Cuando la iglesia se convierte en discoteca (Carlos Esteban)



Una de las consecuencias de la descristianización es que cientos de templos católicos se desacralizan y se venden, algunos de notable valor estético, convirtiéndose en centros comerciales, heladerías e incluso discotecas. En Roma tratarán este asunto a final de mes.

No hay estadísticas oficiales sobre cuántos lugares de culto se venden o se desacralizan para su uso civil, pero según declaraciones en rueda de prensa de Valerio Pennaso, director de la Conferencia Episcopal Italiana para la administración de lugares de culto, superan el centenar.

En Italia, “65.000 iglesias son propiedad de las parroquias, pero existen unas cien mil de propiedad privada o de las autoridades regionales o municipales”. El principal problema, según Monseñor Nunzio Galantino, ex secretario de la CEI recién nombrado responsable de la Administración del Patrimonio de la Sede Apostólica (APSA), se produce cuando “las iglesias no pertenecen a las diócesis o parroquias, sino que se han cedido a particulares que hacen con ellas lo que quieren”, como convertirlas en locales ‘chic’, en tiendas o en centros comerciales.

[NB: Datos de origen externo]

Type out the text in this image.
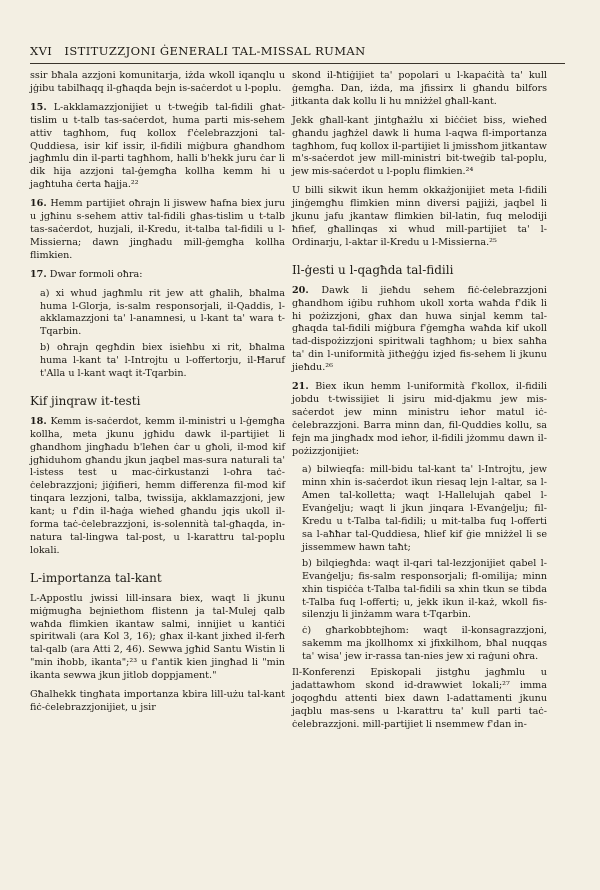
XVI ISTITUZZJONI ĠENERALI TAL-MISSAL RUMAN

ssir bħala azzjoni komunitarja, iżda wkoll iqanqlu u jġibu tabilħaqq il-għaqda bejn is-saċerdot u l-poplu.

15. L-akklamazzjonijiet u t-tweġib tal-fidili għat-tislim u t-talb tas-saċerdot, huma parti mis-sehem attiv tagħhom, fuq kollox f'ċelebrazzjoni tal-Quddiesa, isir kif issir, il-fidili miġbura għandhom jagħmlu din il-parti tagħhom, halli b'hekk juru ċar li dik hija azzjoni tal-ġemgħa kollha kemm hi u jagħtuha ċerta ħajja.²²

16. Hemm partijiet oħrajn li jiswew ħafna biex juru u jgħinu s-sehem attiv tal-fidili għas-tislim u t-talb tas-saċerdot, huzjali, il-Kredu, it-talba tal-fidili u l-Missierna; dawn jingħadu mill-ġemgħa kollha flimkien.

17. Dwar formoli oħra:

a) xi whud jagħmlu rit jew att għalih, bħalma huma l-Glorja, is-salm responsorjali, il-Qaddis, l-akklamazzjoni ta' l-anamnesi, u l-kant ta' wara t-Tqarbin.

b) oħrajn qegħdin biex isieħbu xi rit, bħalma huma l-kant ta' l-Introjtu u l-offertorju, il-Ħaruf t'Alla u l-kant waqt it-Tqarbin.

Kif jinqraw it-testi

18. Kemm is-saċerdot, kemm il-ministri u l-ġemgħa kollha, meta jkunu jgħidu dawk il-partijiet li għandhom jingħadu b'leħen ċar u għoli, il-mod kif jgħiduhom għandu jkun jaqbel mas-sura naturali ta' l-istess test u mac-ċirkustanzi l-oħra taċ-ċelebrazzjoni; jiġifieri, hemm differenza fil-mod kif tinqara lezzjoni, talba, twissija, akklamazzjoni, jew kant; u f'din il-ħaġa wieħed għandu jqis ukoll il-forma taċ-ċelebrazzjoni, is-solennità tal-għaqda, in-natura tal-lingwa tal-post, u l-karattru tal-poplu lokali.

L-importanza tal-kant

L-Appostlu jwissi lill-insara biex, waqt li jkunu miġmugħa bejniethom flistenn ja tal-Mulej qalb waħda flimkien ikantaw salmi, innijiet u kantiċi spiritwali (ara Kol 3, 16); għax il-kant jixhed il-ferħ tal-qalb (ara Atti 2, 46). Sewwa jgħid Santu Wistin li "min iħobb, ikanta";²³ u f'antik kien jingħad li "min ikanta sewwa jkun jitlob doppjament."

Għalhekk tingħata importanza kbira lill-użu tal-kant fiċ-ċelebrazzjonijiet, u jsir

skond il-ħtiġijiet ta' popolari u l-kapaċità ta' kull ġemgħa. Dan, iżda, ma jfissirx li għandu bilfors jitkanta dak kollu li hu mniżżel għall-kant.

Jekk għall-kant jintgħażlu xi biċċiet biss, wieħed għandu jagħżel dawk li huma l-aqwa fl-importanza tagħhom, fuq kollox il-partijiet li jmissħom jitkantaw m's-saċerdot jew mill-ministri bit-tweġib tal-poplu, jew mis-saċerdot u l-poplu flimkien.²⁴

U billi sikwit ikun hemm okkażjonijiet meta l-fidili jinġemgħu flimkien minn diversi pajjiżi, jaqbel li jkunu jafu jkantaw flimkien bil-latin, fuq melodiji ħfief, għallinqas xi whud mill-partijiet ta' l-Ordinarju, l-aktar il-Kredu u l-Missierna.²⁵

Il-ġesti u l-qagħda tal-fidili

20. Dawk li jieħdu sehem fiċ-ċelebrazzjoni għandhom iġibu ruħhom ukoll xorta waħda f'dik li hi pożizzjoni, għax dan huwa sinjal kemm tal-għaqda tal-fidili miġbura f'ġemgħa waħda kif ukoll tad-dispożizzjoni spiritwali tagħhom; u biex sahħa ta' din l-uniformità jitħeġġu izjed fis-sehem li jkunu jieħdu.²⁶

21. Biex ikun hemm l-uniformità f'kollox, il-fidili jobdu t-twissijiet li jsiru mid-djakmu jew mis-saċerdot jew minn ministru ieħor matul iċ-ċelebrazzjoni. Barra minn dan, fil-Quddies kollu, sa fejn ma jingħadx mod ieħor, il-fidili jżommu dawn il-pożizzjonijiet:

a) bilwieqfa: mill-bidu tal-kant ta' l-Introjtu, jew minn xhin is-saċerdot ikun riesaq lejn l-altar, sa l-Amen tal-kolletta; waqt l-Hallelujah qabel l-Evanġelju; waqt li jkun jinqara l-Evanġelju; fil-Kredu u t-Talba tal-fidili; u mit-talba fuq l-offerti sa l-aħħar tal-Quddiesa, ħlief kif ġie mniżżel li se jissemmew hawn taħt;

b) bilqiegħda: waqt il-qari tal-lezzjonijiet qabel l-Evanġelju; fis-salm responsorjali; fl-omilija; minn xhin tispiċċa t-Talba tal-fidili sa xhin tkun se tibda t-Talba fuq l-offerti; u, jekk ikun il-każ, wkoll fis-silenzju li jinżamm wara t-Tqarbin.

ċ) għarkobbtejhom: waqt il-konsagrazzjoni, sakemm ma jkollhomx xi jfixkilhom, bħal nuqqas ta' wisa' jew ir-rassa tan-nies jew xi raġuni oħra.

Il-Konferenzi Episkopali jistgħu jagħmlu u jadattawhom skond id-drawwiet lokali;²⁷ imma joqogħdu attenti biex dawn l-adattamenti jkunu jaqblu mas-sens u l-karattru ta' kull parti taċ-ċelebrazzjoni. mill-partijiet li nsemmew f'dan in-
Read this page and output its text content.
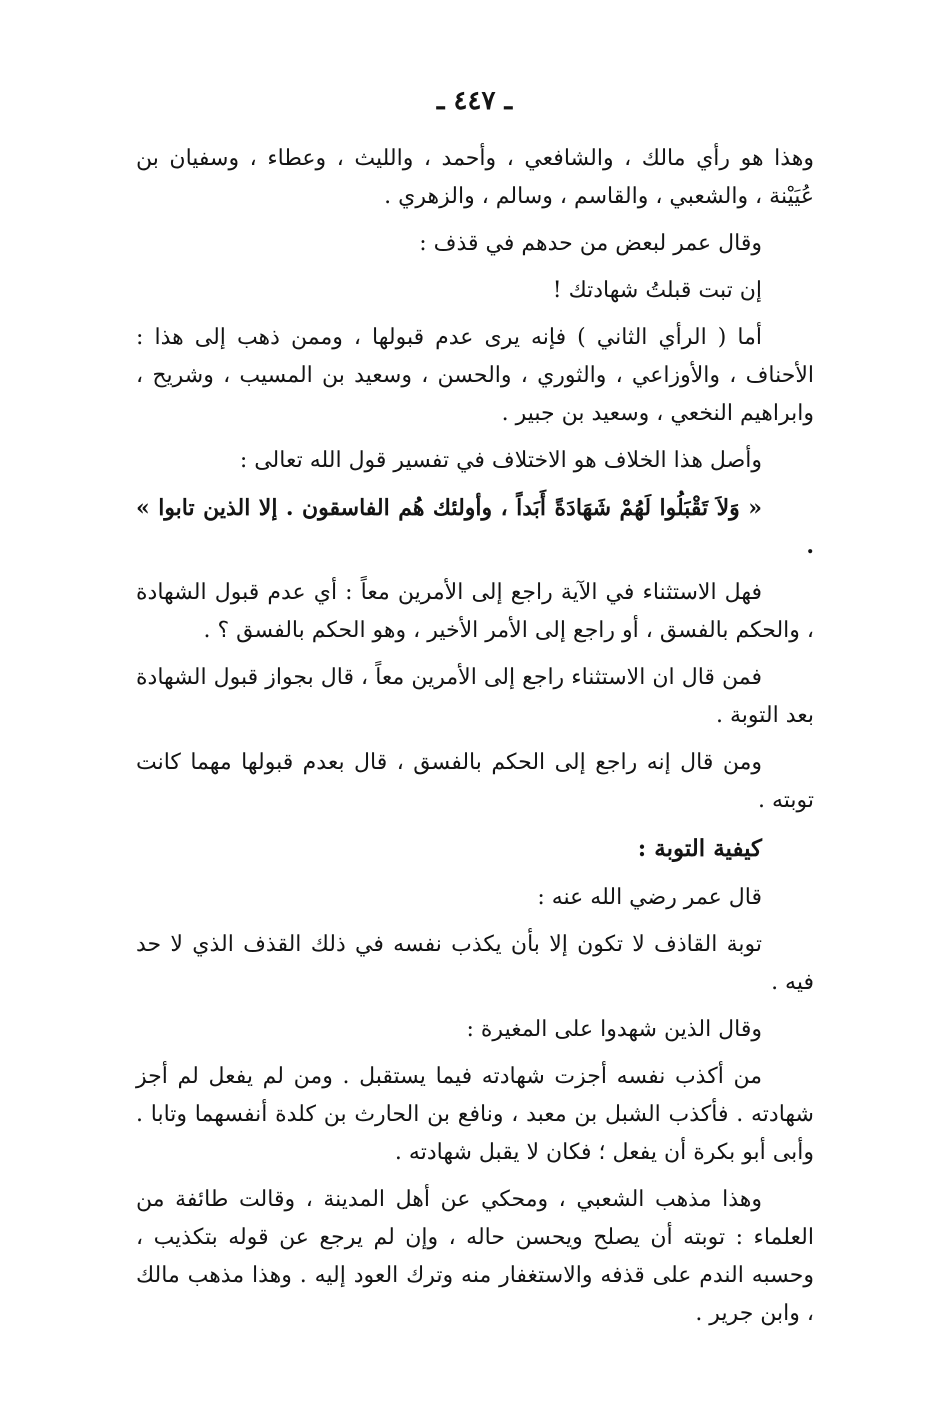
ـ ٤٤٧ ـ

وهذا هو رأي مالك ، والشافعي ، وأحمد ، والليث ، وعطاء ، وسفيان بن عُيَيْنة ، والشعبي ، والقاسم ، وسالم ، والزهري .

وقال عمر لبعض من حدهم في قذف :

إن تبت قبلتُ شهادتك !

أما ( الرأي الثاني ) فإنه يرى عدم قبولها ، وممن ذهب إلى هذا : الأحناف ، والأوزاعي ، والثوري ، والحسن ، وسعيد بن المسيب ، وشريح ، وابراهيم النخعي ، وسعيد بن جبير .

وأصل هذا الخلاف هو الاختلاف في تفسير قول الله تعالى :

« وَلاَ تَقْبَلُوا لَهُمْ شَهَادَةً أَبَداً ، وأولئك هُم الفاسقون . إلا الذين تابوا » .

فهل الاستثناء في الآية راجع إلى الأمرين معاً : أي عدم قبول الشهادة ، والحكم بالفسق ، أو راجع إلى الأمر الأخير ، وهو الحكم بالفسق ؟ .

فمن قال ان الاستثناء راجع إلى الأمرين معاً ، قال بجواز قبول الشهادة بعد التوبة .

ومن قال إنه راجع إلى الحكم بالفسق ، قال بعدم قبولها مهما كانت توبته .

كيفية التوبة :

قال عمر رضي الله عنه :

توبة القاذف لا تكون إلا بأن يكذب نفسه في ذلك القذف الذي لا حد فيه .

وقال الذين شهدوا على المغيرة :

من أكذب نفسه أجزت شهادته فيما يستقبل . ومن لم يفعل لم أجز شهادته . فأكذب الشبل بن معبد ، ونافع بن الحارث بن كلدة أنفسهما وتابا . وأبى أبو بكرة أن يفعل ؛ فكان لا يقبل شهادته .

وهذا مذهب الشعبي ، ومحكي عن أهل المدينة ، وقالت طائفة من العلماء : توبته أن يصلح ويحسن حاله ، وإن لم يرجع عن قوله بتكذيب ، وحسبه الندم على قذفه والاستغفار منه وترك العود إليه . وهذا مذهب مالك ، وابن جرير .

De esto se ocuparán las autoridades eclesiásticas pertinentes reunidas en Roma el próximo noviembre. Los obispos llevan tiempo implorando que los lugares de culto desacralizados mantengan cierto ‘aire de sacralidad’, leemos en Il Tempo, pero como ha explicado el Cardenal Gianfranco Ravassi, responsable vaticano de Cultura, suelen transformarse en locales comerciales, desde garajes hasta ‘pubs’. “En Praga hay una antigua iglesia, exponente del barroco bohemio, que se ha convertido en un ‘night club’.

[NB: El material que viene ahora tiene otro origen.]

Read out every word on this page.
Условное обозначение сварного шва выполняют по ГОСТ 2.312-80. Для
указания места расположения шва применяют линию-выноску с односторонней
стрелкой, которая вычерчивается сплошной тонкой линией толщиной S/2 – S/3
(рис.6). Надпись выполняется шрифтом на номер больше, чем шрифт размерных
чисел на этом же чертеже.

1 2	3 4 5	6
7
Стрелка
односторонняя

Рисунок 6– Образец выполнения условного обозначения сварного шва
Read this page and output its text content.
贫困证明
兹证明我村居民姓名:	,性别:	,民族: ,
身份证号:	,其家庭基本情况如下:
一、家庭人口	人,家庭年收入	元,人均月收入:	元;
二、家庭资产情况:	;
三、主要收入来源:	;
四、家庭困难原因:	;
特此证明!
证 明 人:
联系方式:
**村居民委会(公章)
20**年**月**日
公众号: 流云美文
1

Nos preguntamos si ese destino es mucho peor que la ‘idea’ del obispo emérito de Caserta, de convertir todas las iglesias en mezquitas.

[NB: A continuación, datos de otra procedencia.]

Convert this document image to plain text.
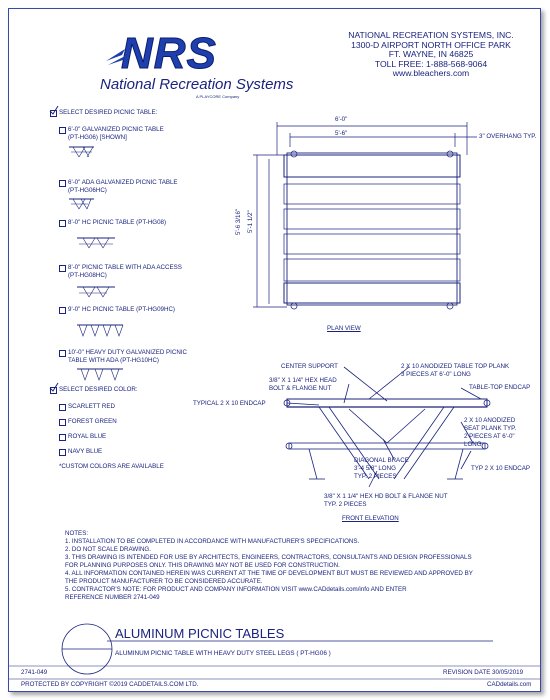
NRS
National Recreation Systems
A PLAYCORE Company
NATIONAL RECREATION SYSTEMS, INC.
1300-D AIRPORT NORTH OFFICE PARK
FT. WAYNE, IN 46825
TOLL FREE: 1-888-568-9064
www.bleachers.com
SELECT DESIRED PICNIC TABLE:
6'-0" GALVANIZED PICNIC TABLE
(PT-HG06) [SHOWN]
6'-0" ADA GALVANIZED PICNIC TABLE
(PT-HG06HC)
8'-0" HC PICNIC TABLE (PT-HG08)
8'-0" PICNIC TABLE WITH ADA ACCESS
(PT-HG08HC)
9'-0" HC PICNIC TABLE (PT-HG09HC)
10'-0" HEAVY DUTY GALVANIZED PICNIC
TABLE WITH ADA (PT-HG10HC)
SELECT DESIRED COLOR:
SCARLETT RED
FOREST GREEN
ROYAL BLUE
NAVY BLUE
*CUSTOM COLORS ARE AVAILABLE
6'-0"
5'-6"	3" OVERHANG TYP.
5'-6 3/16" 5'-1 1/2"
PLAN VIEW
CENTER SUPPORT
3/8" X 1 1/4" HEX HEAD
BOLT & FLANGE NUT
TYPICAL 2 X 10 ENDCAP
2 X 10 ANODIZED TABLE TOP PLANK
3 PIECES AT 6'-0" LONG
TABLE-TOP ENDCAP
2 X 10 ANODIZED
SEAT PLANK TYP.
2 PIECES AT 6'-0"
LONG
TYP 2 X 10 ENDCAP
DIAGONAL BRACE
3'-4 5/8" LONG
TYP. 2 PIECES
3/8" X 1 1/4" HEX HD BOLT & FLANGE NUT
TYP. 2 PIECES
FRONT ELEVATION
NOTES:
1. INSTALLATION TO BE COMPLETED IN ACCORDANCE WITH MANUFACTURER'S SPECIFICATIONS.
2. DO NOT SCALE DRAWING.
3. THIS DRAWING IS INTENDED FOR USE BY ARCHITECTS, ENGINEERS, CONTRACTORS, CONSULTANTS AND DESIGN PROFESSIONALS
FOR PLANNING PURPOSES ONLY. THIS DRAWING MAY NOT BE USED FOR CONSTRUCTION.
4. ALL INFORMATION CONTAINED HEREIN WAS CURRENT AT THE TIME OF DEVELOPMENT BUT MUST BE REVIEWED AND APPROVED BY
THE PRODUCT MANUFACTURER TO BE CONSIDERED ACCURATE.
5. CONTRACTOR'S NOTE: FOR PRODUCT AND COMPANY INFORMATION VISIT www.CADdetails.com/info AND ENTER
REFERENCE NUMBER 2741-049
ALUMINUM PICNIC TABLES
ALUMINUM PICNIC TABLE WITH HEAVY DUTY STEEL LEGS ( PT-HG06 )
2741-049	REVISION DATE 30/05/2019
PROTECTED BY COPYRIGHT ©2019 CADDETAILS.COM LTD.	CADdetails.com
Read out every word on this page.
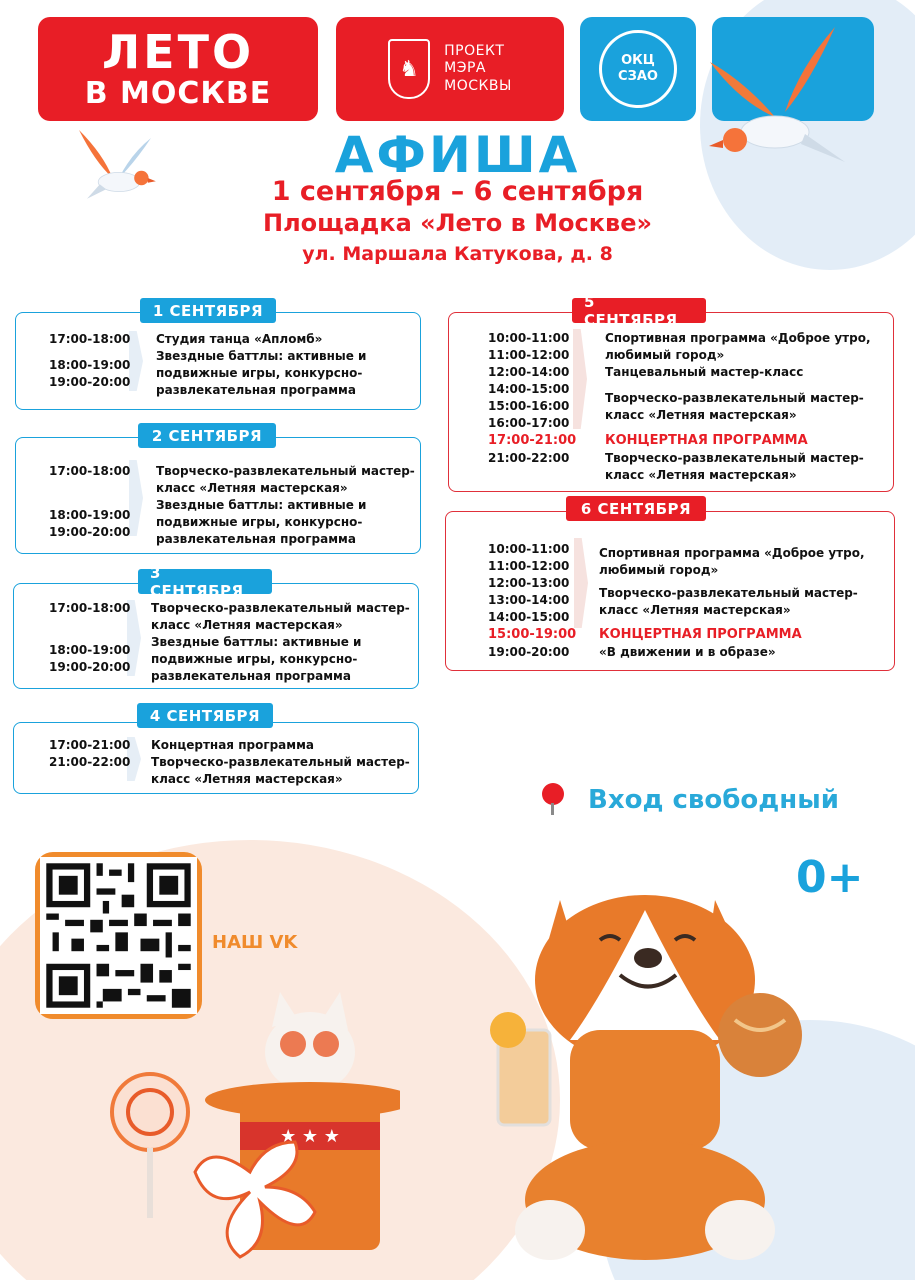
ЛЕТО
В МОСКВЕ
♞
ПРОЕКТ
МЭРА
МОСКВЫ
ОКЦ
СЗАО
АФИША
1 сентября – 6 сентября
Площадка «Лето в Москве»
ул. Маршала Катукова, д. 8
17:00-18:00
18:00-19:00
19:00-20:00
Студия танца «Апломб»
Звездные баттлы: активные и
подвижные игры, конкурсно-
развлекательная программа
1 СЕНТЯБРЯ
17:00-18:00
18:00-19:00
19:00-20:00
Творческо-развлекательный мастер-
класс «Летняя мастерская»
Звездные баттлы: активные и
подвижные игры, конкурсно-
развлекательная программа
2 СЕНТЯБРЯ
17:00-18:00
18:00-19:00
19:00-20:00
Творческо-развлекательный мастер-
класс «Летняя мастерская»
Звездные баттлы: активные и
подвижные игры, конкурсно-
развлекательная программа
3 СЕНТЯБРЯ
17:00-21:00
21:00-22:00
Концертная программа
Творческо-развлекательный мастер-
класс «Летняя мастерская»
4 СЕНТЯБРЯ
10:00-11:00
11:00-12:00
12:00-14:00
14:00-15:00
15:00-16:00
16:00-17:00
17:00-21:00
21:00-22:00
Спортивная программа «Доброе утро,
любимый город»
Танцевальный мастер-класс
Творческо-развлекательный мастер-
класс «Летняя мастерская»
КОНЦЕРТНАЯ ПРОГРАММА
Творческо-развлекательный мастер-
класс «Летняя мастерская»
5 СЕНТЯБРЯ
10:00-11:00
11:00-12:00
12:00-13:00
13:00-14:00
14:00-15:00
15:00-19:00
19:00-20:00
Спортивная программа «Доброе утро,
любимый город»
Творческо-развлекательный мастер-
класс «Летняя мастерская»
КОНЦЕРТНАЯ ПРОГРАММА
«В движении и в образе»
6 СЕНТЯБРЯ
Вход свободный
0+
НАШ VK
★ ★ ★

Los prelados hacen votos para que el fenómeno no siga adelante, para que no haya que desacralizar más lugares de culto o, en el caso de que deba hacerse, que éstos se cuiden y se destinen a fines ‘dignos’, pero al mismo tiempo confiesan que la tendencia va en sentido contrario: con la secularización, cada vez son más las iglesias que se venden porque carecen de fieles, porque no hay curas que puedan atenderlas o porque las diócesis no tienen para atender a su mantenimiento. O las tres cosas.

El caso de nuestro país ha surgido en las declaraciones de los prelados. Así, declaraba Ravassi que Monseñor Mario Iceta, Obispo de Bilbao, le había comentado el día anterior “que el problema es muy agudo en España, donde ya solo se bautiza un 34% de los recién nacidos. No hay duda de que estamos ante un fenómeno cultural y pastoral de gran relieve”.

Sí, Eminencia, sobre todo ‘cultural’.